To that end, finally, and importantly, Jones and DeBaun present a perspective on the development of leukemia after SCD gene therapies, which is one of the most recent and major challenges the SCD gene therapy field has faced. Specifically, the SCD gene therapy trial HGB-206 sponsored by bluebird bio was suspended after the development of acute myeloid leukemia/myelodysplastic syndrome (AML/MDS) in 2 patients with SCD enrolled in the study. Potential attributions for these events include the use of busulfan in the chemotherapy conditioning, insertional mutagenesis, both, or neither. The authors present the data and their working hypothesis to explain this development of AML/MDS after gene therapy in SCD.

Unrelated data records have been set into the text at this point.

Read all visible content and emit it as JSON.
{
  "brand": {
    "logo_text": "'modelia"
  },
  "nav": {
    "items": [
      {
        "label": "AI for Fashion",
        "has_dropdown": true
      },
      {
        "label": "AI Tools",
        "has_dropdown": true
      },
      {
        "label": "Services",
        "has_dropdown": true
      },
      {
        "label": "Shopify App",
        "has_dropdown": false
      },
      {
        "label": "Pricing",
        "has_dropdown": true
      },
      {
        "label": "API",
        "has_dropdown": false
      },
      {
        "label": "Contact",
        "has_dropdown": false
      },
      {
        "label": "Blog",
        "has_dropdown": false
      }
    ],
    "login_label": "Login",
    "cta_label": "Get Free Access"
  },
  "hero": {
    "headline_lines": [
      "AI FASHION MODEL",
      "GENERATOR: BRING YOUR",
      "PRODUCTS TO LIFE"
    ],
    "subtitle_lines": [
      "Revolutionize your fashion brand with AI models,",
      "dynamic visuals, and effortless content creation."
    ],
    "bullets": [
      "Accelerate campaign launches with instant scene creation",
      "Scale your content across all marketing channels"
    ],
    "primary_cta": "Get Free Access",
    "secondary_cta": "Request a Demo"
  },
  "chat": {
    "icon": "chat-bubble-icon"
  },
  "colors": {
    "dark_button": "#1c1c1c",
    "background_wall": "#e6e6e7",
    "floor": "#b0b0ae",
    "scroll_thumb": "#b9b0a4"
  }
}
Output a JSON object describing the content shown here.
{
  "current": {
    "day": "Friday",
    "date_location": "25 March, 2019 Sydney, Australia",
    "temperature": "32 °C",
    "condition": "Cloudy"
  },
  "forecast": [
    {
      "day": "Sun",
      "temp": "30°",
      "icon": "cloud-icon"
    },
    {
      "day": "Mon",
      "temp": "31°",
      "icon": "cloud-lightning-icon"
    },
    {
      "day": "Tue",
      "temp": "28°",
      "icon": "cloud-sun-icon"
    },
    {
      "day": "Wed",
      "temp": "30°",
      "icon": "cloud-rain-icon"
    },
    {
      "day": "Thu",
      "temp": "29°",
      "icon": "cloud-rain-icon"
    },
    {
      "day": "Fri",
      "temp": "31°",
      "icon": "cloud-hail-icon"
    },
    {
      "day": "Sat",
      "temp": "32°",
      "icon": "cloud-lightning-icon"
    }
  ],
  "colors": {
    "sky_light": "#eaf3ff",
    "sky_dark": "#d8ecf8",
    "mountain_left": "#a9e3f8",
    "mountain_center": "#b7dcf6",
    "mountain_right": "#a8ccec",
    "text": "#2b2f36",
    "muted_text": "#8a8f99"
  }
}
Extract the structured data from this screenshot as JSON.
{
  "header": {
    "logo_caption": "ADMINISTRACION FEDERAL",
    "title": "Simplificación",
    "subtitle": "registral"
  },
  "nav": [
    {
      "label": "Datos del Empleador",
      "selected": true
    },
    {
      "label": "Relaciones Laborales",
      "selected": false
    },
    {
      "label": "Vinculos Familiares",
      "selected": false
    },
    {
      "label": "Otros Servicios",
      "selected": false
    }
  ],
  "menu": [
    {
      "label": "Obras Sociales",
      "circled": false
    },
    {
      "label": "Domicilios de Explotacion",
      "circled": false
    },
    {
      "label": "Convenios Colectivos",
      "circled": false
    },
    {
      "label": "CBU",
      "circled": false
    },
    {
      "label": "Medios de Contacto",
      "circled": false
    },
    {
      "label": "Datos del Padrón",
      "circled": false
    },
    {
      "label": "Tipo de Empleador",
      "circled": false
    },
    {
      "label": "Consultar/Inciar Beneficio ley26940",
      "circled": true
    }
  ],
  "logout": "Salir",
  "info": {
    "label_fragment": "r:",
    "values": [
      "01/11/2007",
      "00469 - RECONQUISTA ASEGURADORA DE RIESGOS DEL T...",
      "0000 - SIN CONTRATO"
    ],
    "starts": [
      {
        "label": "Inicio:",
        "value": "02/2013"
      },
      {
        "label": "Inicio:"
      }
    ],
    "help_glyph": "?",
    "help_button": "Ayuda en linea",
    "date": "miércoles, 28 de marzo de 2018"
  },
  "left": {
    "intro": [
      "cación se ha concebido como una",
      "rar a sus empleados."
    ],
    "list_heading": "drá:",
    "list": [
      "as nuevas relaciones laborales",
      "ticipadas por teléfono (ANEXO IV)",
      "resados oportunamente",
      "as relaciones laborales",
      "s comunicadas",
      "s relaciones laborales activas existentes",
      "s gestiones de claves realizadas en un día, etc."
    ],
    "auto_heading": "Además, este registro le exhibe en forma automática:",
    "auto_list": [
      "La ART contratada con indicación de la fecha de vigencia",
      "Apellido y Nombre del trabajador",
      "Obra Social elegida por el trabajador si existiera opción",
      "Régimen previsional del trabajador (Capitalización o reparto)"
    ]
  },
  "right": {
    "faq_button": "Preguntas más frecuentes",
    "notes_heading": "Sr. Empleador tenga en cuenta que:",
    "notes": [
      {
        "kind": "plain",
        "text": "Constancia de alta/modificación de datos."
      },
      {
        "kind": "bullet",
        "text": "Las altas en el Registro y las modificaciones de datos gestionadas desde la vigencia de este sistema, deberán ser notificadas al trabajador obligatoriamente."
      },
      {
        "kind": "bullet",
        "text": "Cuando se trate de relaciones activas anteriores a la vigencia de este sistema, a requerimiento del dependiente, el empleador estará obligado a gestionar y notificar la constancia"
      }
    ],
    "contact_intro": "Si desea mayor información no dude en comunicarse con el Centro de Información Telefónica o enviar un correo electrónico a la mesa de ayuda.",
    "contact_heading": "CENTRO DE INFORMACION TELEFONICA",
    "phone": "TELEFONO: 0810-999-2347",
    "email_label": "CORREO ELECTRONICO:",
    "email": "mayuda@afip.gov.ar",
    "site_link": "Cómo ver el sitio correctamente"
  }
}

The gene therapy field has clearly witnessed appreciable growth in recent years with numerous successful achievements. However, multiple challenges remain that still need to be overcome before gene therapy becomes widely available for all patients afflicted with these blood disorders. We hope that this series by leaders in the field will prove of interest to our broad readership from laboratory researchers to clinical hematologists alike.